J'en ai connu, des cas difficiles ! Mais celui d'Aristomaque traînait en longueur pour une seule raison : il se fermait lui-même à toute énergie de guérison. Je ne me souvenais que trop bien des difficultés avec lesquelles Raphael et toute l'équipe des volontaires avaient eu, ne serait-ce que pour refermer la plaie qu'il s'était faite. Tout ce qui était dépensé pour le soigner se heurtait à un mur ; une barricade d'acier trempé qu'il s'était lui-même forgée. Mais pour se protéger de quoi ? De qui ? Je frissonnais à la pensée qu'il cherchait à se protéger de moi ! Lui avais-je, sans m'en rendre compte dans un moment de fatigue, fait du mal par inadvertance ?

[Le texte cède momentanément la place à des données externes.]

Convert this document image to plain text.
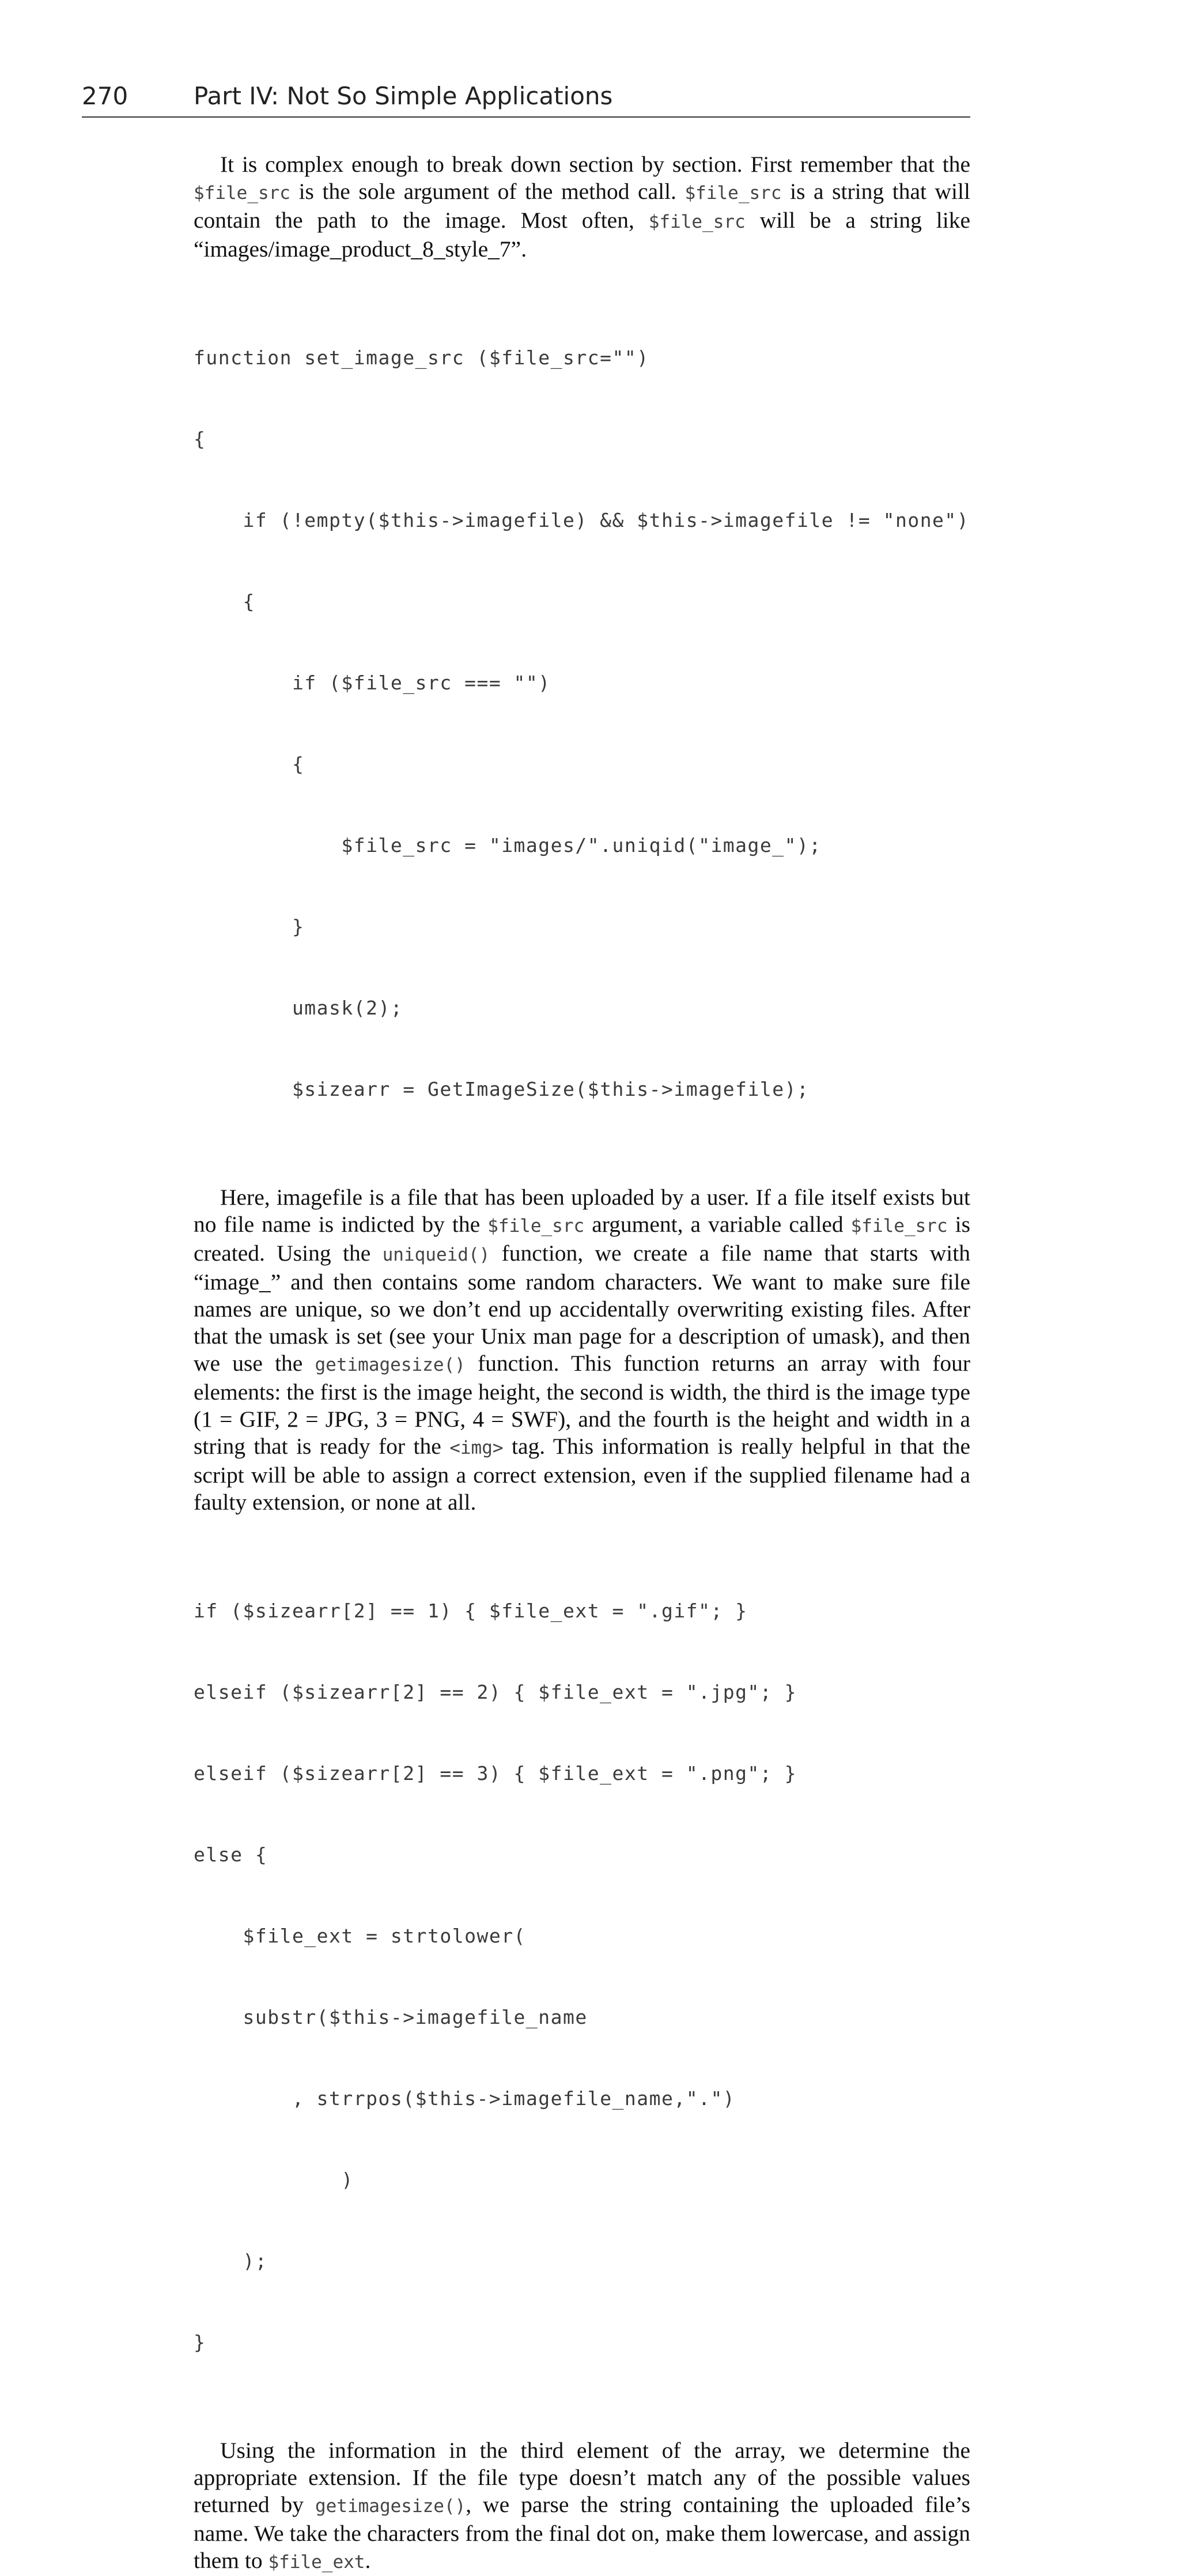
270	Part IV: Not So Simple Applications

It is complex enough to break down section by section. First remember that the $file_src is the sole argument of the method call. $file_src is a string that will contain the path to the image. Most often, $file_src will be a string like “images/image_product_8_style_7”.

function set_image_src ($file_src="")

{

if (!empty($this->imagefile) && $this->imagefile != "none")

{

if ($file_src === "")

{

$file_src = "images/".uniqid("image_");

}

umask(2);

$sizearr = GetImageSize($this->imagefile);

Here, imagefile is a file that has been uploaded by a user. If a file itself exists but no file name is indicted by the $file_src argument, a variable called $file_src is created. Using the uniqueid() function, we create a file name that starts with “image_” and then contains some random characters. We want to make sure file names are unique, so we don’t end up accidentally overwriting existing files. After that the umask is set (see your Unix man page for a description of umask), and then we use the getimagesize() function. This function returns an array with four elements: the first is the image height, the second is width, the third is the image type (1 = GIF, 2 = JPG, 3 = PNG, 4 = SWF), and the fourth is the height and width in a string that is ready for the <img> tag. This information is really helpful in that the script will be able to assign a correct extension, even if the supplied filename had a faulty extension, or none at all.

if ($sizearr[2] == 1) { $file_ext = ".gif"; }

elseif ($sizearr[2] == 2) { $file_ext = ".jpg"; }

elseif ($sizearr[2] == 3) { $file_ext = ".png"; }

else {

$file_ext = strtolower(

substr($this->imagefile_name

, strrpos($this->imagefile_name,".")

)

);

}

Using the information in the third element of the array, we determine the appropriate extension. If the file type doesn’t match any of the possible values returned by getimagesize(), we parse the string containing the uploaded file’s name. We take the characters from the final dot on, make them lowercase, and assign them to $file_ext.
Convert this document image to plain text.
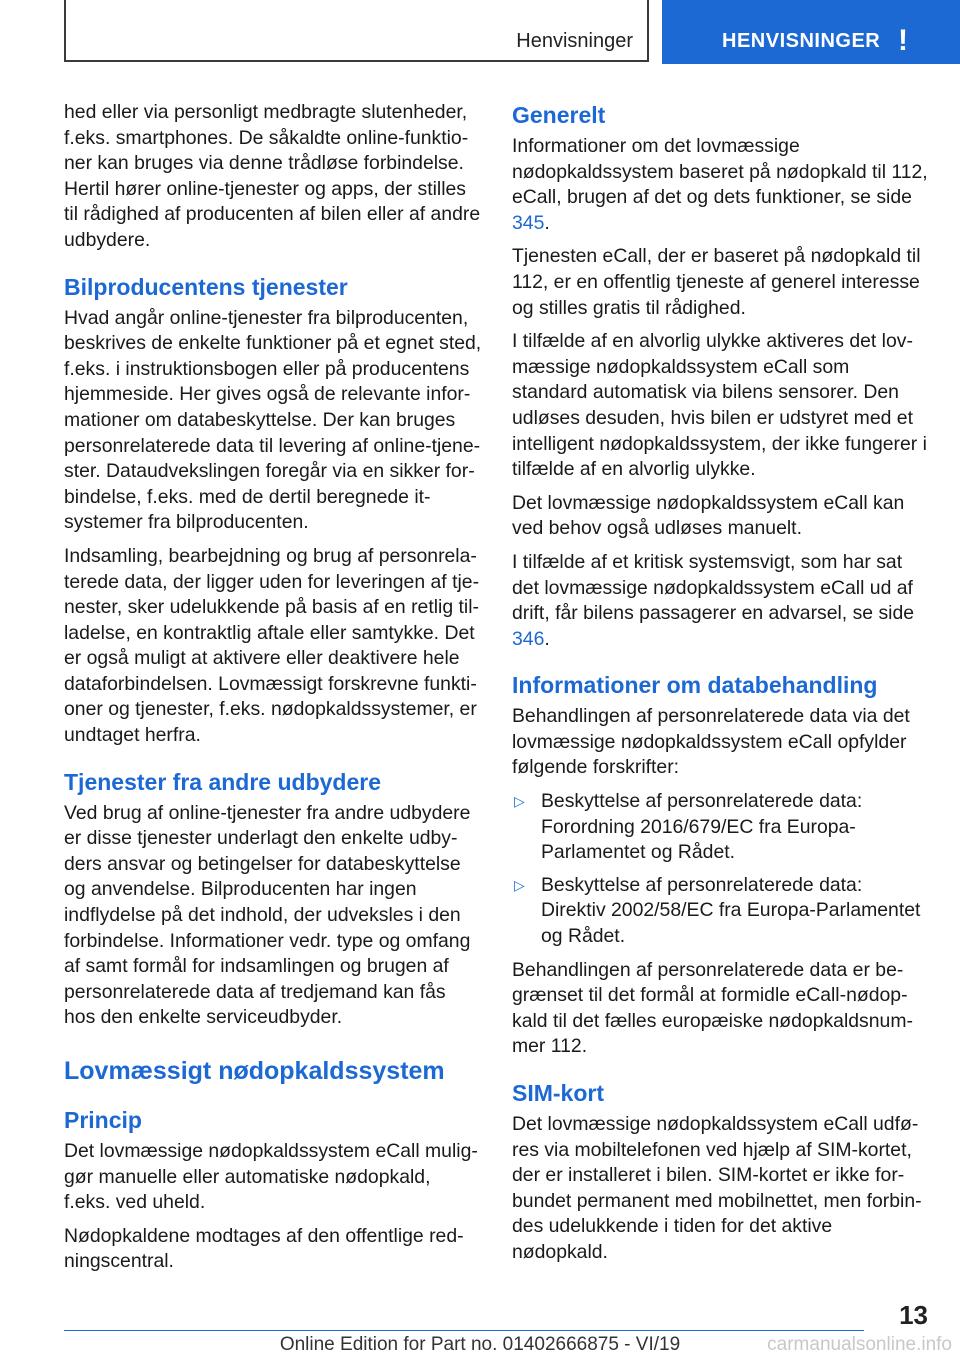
Henvisninger	HENVISNINGER !

hed eller via personligt medbragte slutenheder, f.eks. smartphones. De såkaldte online-funktioner kan bruges via denne trådløse forbindelse. Hertil hører online-tjenester og apps, der stilles til rådighed af producenten af bilen eller af andre udbydere.

Bilproducentens tjenester

Hvad angår online-tjenester fra bilproducenten, beskrives de enkelte funktioner på et egnet sted, f.eks. i instruktionsbogen eller på producentens hjemmeside. Her gives også de relevante informationer om databeskyttelse. Der kan bruges personrelaterede data til levering af online-tjenester. Dataudvekslingen foregår via en sikker forbindelse, f.eks. med de dertil beregnede it-systemer fra bilproducenten.

Indsamling, bearbejdning og brug af personrelaterede data, der ligger uden for leveringen af tjenester, sker udelukkende på basis af en retlig tilladelse, en kontraktlig aftale eller samtykke. Det er også muligt at aktivere eller deaktivere hele dataforbindelsen. Lovmæssigt forskrevne funktioner og tjenester, f.eks. nødopkaldssystemer, er undtaget herfra.

Tjenester fra andre udbydere

Ved brug af online-tjenester fra andre udbydere er disse tjenester underlagt den enkelte udbyders ansvar og betingelser for databeskyttelse og anvendelse. Bilproducenten har ingen indflydelse på det indhold, der udveksles i den forbindelse. Informationer vedr. type og omfang af samt formål for indsamlingen og brugen af personrelaterede data af tredjemand kan fås hos den enkelte serviceudbyder.

Lovmæssigt nødopkaldssystem
Princip

Det lovmæssige nødopkaldssystem eCall muliggør manuelle eller automatiske nødopkald, f.eks. ved uheld.

Nødopkaldene modtages af den offentlige redningscentral.

Generelt

Informationer om det lovmæssige nødopkaldssystem baseret på nødopkald til 112, eCall, brugen af det og dets funktioner, se side 345.

Tjenesten eCall, der er baseret på nødopkald til 112, er en offentlig tjeneste af generel interesse og stilles gratis til rådighed.

I tilfælde af en alvorlig ulykke aktiveres det lovmæssige nødopkaldssystem eCall som standard automatisk via bilens sensorer. Den udløses desuden, hvis bilen er udstyret med et intelligent nødopkaldssystem, der ikke fungerer i tilfælde af en alvorlig ulykke.

Det lovmæssige nødopkaldssystem eCall kan ved behov også udløses manuelt.

I tilfælde af et kritisk systemsvigt, som har sat det lovmæssige nødopkaldssystem eCall ud af drift, får bilens passagerer en advarsel, se side 346.

Informationer om databehandling

Behandlingen af personrelaterede data via det lovmæssige nødopkaldssystem eCall opfylder følgende forskrifter:

▷ Beskyttelse af personrelaterede data: Forordning 2016/679/EC fra Europa-Parlamentet og Rådet.
▷ Beskyttelse af personrelaterede data: Direktiv 2002/58/EC fra Europa-Parlamentet og Rådet.

Behandlingen af personrelaterede data er begrænset til det formål at formidle eCall-nødopkald til det fælles europæiske nødopkaldsnummer 112.

SIM-kort

Det lovmæssige nødopkaldssystem eCall udføres via mobiltelefonen ved hjælp af SIM-kortet, der er installeret i bilen. SIM-kortet er ikke forbundet permanent med mobilnettet, men forbindes udelukkende i tiden for det aktive nødopkald.

13
Online Edition for Part no. 01402666875 - VI/19	carmanualsonline.info
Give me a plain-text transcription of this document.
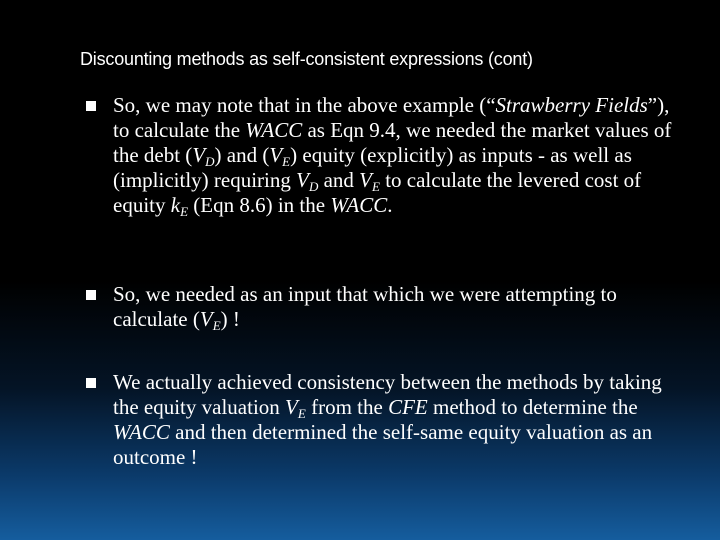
Discounting methods as self-consistent expressions (cont)
So, we may note that in the above example (“Strawberry Fields”), to calculate the WACC as Eqn 9.4, we needed the market values of the debt $(V_D)$ and $(V_E)$ equity (explicitly) as inputs - as well as (implicitly) requiring $V_D$ and $V_E$ to calculate the levered cost of equity $k_E$ (Eqn 8.6) in the WACC.
So, we needed as an input that which we were attempting to calculate $(V_E)$ !
We actually achieved consistency between the methods by taking the equity valuation $V_E$ from the CFE method to determine the WACC and then determined the self-same equity valuation as an outcome !
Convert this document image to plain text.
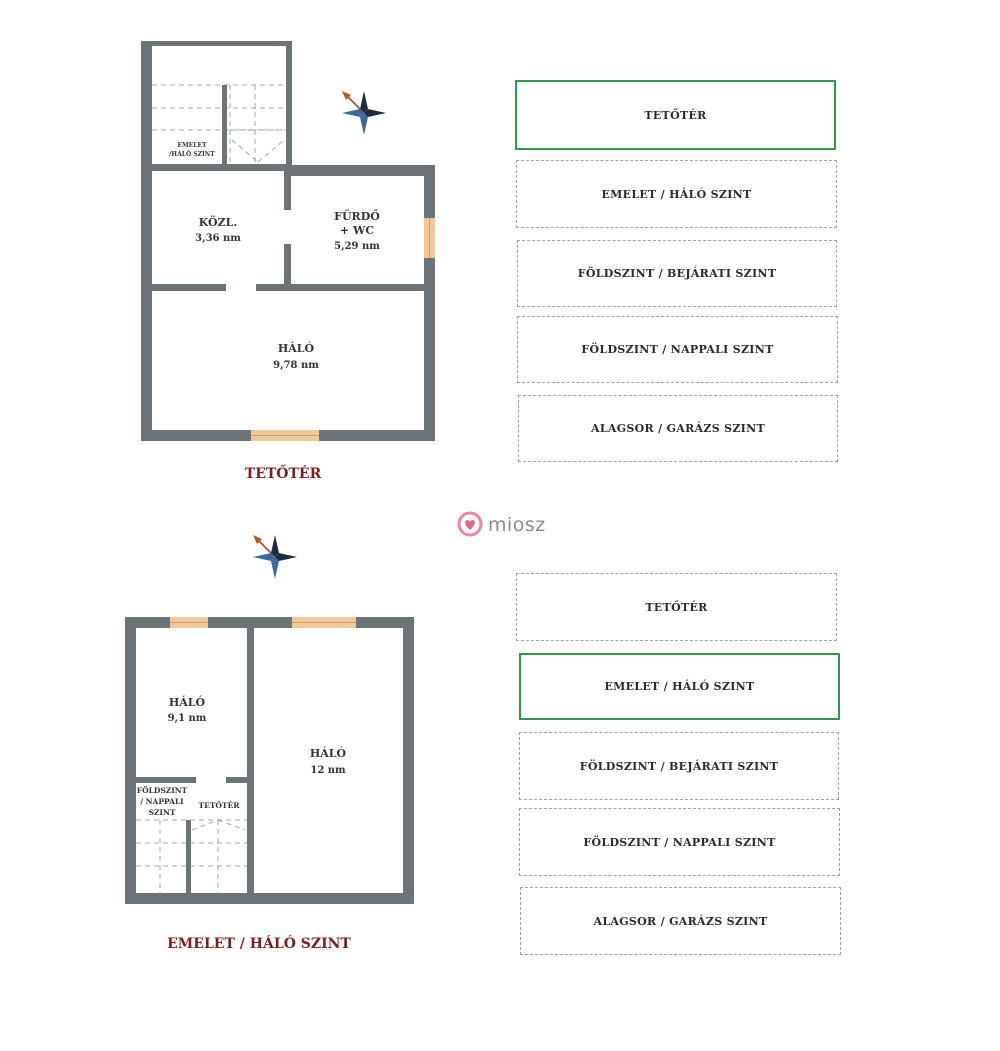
EMELET
/HÁLÓ SZINT
KÖZL.
3,36 nm
FÜRDŐ
+ WC
5,29 nm
HÁLÓ
9,78 nm
TETŐTÉR
FÖLDSZINT
/ NAPPALI
SZINT
TETŐTÉR
HÁLÓ
9,1 nm
HÁLÓ
12 nm
EMELET / HÁLÓ SZINT
miosz
TETŐTÉR
EMELET / HÁLÓ SZINT
FÖLDSZINT / BEJÁRATI SZINT
FÖLDSZINT / NAPPALI SZINT
ALAGSOR / GARÁZS SZINT
TETŐTÉR
EMELET / HÁLÓ SZINT
FÖLDSZINT / BEJÁRATI SZINT
FÖLDSZINT / NAPPALI SZINT
ALAGSOR / GARÁZS SZINT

"Mais qu'ai-je fait ? Que t'ai-je fait ?!" m'exclamais-je.
Il hoquetait en balbutiant une réponse : "Ce n'est ... pas ... toi..."
"Mais pour l'amour de la Voie Lactée, parles-moi !"
Il en était encore à rechercher son souffle, et forcément, il n'était pas en mesure de s'exprimer clairement. J'en étais réduit, à genoux, à le bercer dans un mouvement qui, bien que voulu apaisant, avait des allures qui frisaient la frénésie.
Il s'accrochait à moi, plaquant son visage contre mon torse où mon cœur, bien malgré moi, s'accélérait. Tant qu'il me prenait pour une bouée, je pouvais toujours l'entourer de mes bras pour le protéger. Les quelques secondes d'angoisse qui me faisaient craindre quelques incompétences de ma part furent vite calmées. Je redevenais serein et le laissais s'apaiser contre moi.